Gender data gap, le sexisme en science 

Selon Katharine Lee, lors des essais cli­niques, per­sonne n’a pen­sé à deman­der aux femmes, si le vac­cin per­tur­bait leur cycle. Or, il est pos­sible, selon certain.es scien­ti­fiques que si on ne leur pose pas direc­te­ment la ques­tion, les patient.es ne fassent pas le lien avec la per­tur­ba­tion de leur cycle et donc n’en fassent pas part. La ques­tion est donc de savoir si le simple fait de réunir les effets secon­daires rap­por­tés par les par­ti­ci­pants des essais cli­niques suffit. 

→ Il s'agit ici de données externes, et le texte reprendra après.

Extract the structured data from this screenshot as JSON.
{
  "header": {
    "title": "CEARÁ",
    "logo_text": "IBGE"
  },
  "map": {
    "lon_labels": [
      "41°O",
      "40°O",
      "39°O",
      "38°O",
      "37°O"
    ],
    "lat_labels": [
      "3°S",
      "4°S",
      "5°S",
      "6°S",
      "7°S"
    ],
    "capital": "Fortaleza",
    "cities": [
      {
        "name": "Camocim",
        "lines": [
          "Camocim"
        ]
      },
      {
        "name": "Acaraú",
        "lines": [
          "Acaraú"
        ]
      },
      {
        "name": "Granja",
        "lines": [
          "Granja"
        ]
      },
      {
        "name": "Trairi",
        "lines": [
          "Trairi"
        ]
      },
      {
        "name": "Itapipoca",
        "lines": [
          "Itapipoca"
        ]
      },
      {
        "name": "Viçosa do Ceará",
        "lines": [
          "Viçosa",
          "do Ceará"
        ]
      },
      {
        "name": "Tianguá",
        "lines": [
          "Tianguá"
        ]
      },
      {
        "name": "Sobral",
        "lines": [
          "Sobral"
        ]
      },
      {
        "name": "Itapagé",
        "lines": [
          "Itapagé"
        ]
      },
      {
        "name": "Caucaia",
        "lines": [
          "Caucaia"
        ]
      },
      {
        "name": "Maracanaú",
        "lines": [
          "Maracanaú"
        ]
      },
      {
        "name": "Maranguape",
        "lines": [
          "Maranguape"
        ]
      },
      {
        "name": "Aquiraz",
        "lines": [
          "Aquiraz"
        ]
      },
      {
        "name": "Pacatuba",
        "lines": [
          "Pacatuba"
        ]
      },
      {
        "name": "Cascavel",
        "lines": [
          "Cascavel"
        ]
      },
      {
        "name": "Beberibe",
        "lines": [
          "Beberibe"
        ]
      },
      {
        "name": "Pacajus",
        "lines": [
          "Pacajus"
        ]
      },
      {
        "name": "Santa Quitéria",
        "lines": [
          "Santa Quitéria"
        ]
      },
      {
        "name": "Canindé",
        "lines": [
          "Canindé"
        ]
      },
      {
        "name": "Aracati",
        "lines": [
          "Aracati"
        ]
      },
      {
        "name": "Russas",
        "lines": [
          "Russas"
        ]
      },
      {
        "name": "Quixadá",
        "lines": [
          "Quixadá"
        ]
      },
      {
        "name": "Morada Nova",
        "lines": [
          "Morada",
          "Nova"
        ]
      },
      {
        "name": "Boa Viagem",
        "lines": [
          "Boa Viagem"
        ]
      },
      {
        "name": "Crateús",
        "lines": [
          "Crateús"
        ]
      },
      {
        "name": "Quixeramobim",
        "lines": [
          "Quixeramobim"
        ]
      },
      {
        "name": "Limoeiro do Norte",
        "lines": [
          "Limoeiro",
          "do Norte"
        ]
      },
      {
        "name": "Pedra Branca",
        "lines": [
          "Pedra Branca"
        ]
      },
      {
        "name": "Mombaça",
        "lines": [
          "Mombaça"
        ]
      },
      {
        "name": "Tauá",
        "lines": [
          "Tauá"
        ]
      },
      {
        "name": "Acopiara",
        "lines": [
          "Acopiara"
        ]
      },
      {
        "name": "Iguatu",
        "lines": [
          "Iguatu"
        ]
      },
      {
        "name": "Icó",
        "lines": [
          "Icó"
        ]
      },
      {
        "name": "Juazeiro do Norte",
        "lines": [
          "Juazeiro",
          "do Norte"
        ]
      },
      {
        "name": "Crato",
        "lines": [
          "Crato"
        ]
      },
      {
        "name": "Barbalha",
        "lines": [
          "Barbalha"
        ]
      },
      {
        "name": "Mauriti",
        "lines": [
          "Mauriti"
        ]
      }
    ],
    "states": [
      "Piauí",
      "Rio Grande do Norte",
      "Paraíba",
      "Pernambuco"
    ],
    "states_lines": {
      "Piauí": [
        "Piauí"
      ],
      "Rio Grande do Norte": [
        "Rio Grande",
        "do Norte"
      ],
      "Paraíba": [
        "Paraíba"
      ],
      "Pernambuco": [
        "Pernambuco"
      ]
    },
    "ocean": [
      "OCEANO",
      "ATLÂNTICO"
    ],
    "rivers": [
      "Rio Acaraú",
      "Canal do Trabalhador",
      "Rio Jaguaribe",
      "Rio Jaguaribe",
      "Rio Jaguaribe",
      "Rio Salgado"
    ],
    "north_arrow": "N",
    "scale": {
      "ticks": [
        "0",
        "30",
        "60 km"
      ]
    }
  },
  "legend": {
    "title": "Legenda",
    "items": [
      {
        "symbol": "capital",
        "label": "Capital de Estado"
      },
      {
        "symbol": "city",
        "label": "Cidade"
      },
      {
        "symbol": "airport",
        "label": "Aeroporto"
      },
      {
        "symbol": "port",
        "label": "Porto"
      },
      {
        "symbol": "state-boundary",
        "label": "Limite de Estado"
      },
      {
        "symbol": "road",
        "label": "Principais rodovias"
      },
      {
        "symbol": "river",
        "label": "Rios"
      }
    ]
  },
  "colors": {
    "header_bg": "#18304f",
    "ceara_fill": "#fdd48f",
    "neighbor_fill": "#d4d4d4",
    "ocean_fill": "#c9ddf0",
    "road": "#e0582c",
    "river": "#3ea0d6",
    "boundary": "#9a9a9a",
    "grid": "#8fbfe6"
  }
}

Aux Etats-​Unis la par­ti­ci­pa­tion des femmes « en âge de pro­créer » aux essais cli­niques n’est pos­sible que depuis 1993, date à laquelle la direc­tive du Food and Drug Administration (FDA) a annu­lé une poli­tique datant de 1977 et excluant ces femmes. Par ailleurs, de manière géné­rale, la recherche scien­ti­fique col­lecte davan­tage de don­nées sur les hommes que sur les femmes. Ce fos­sé, aus­si appe­lé Gender Data Gap, a des consé­quences sur la vie des femmes au quo­ti­dien. Pour Flora Vincent, post-​doctorante à l’Institut Weizmann en Israël et co-​auteure de L’intelligence arti­fi­cielle, pas sans elles,« un des gros pro­blèmes dans ces his­toires de Gender data gap c’est que par­fois, on ne pose pas les bonnes ques­tions et donc on ne col­lecte pas les bonnes don­nées. » Ainsi, « au moment d’être vac­ci­née per­sonne ne m’a deman­dé si je pre­nais la pilule, alors que ça pour­rait être poten­tiel­le­ment un fac­teur confon­dant », précise-​t-​elle. Cependant, selon elle, la situa­tion de pan­dé­mie mon­diale n’a pas per­mis le temps d’anticipation néces­saire : « C’est l’inconvénient de tra­vailler dans l’urgence, conclut la cher­cheuse. On ne peut pas pen­ser à tout. »

*L'expression « per­sonnes mens­truées » per­met d'inclure des hommes trans qui eux aus­si ont pu obser­ver des per­tur­ba­tions de leurs cycles après la vaccination.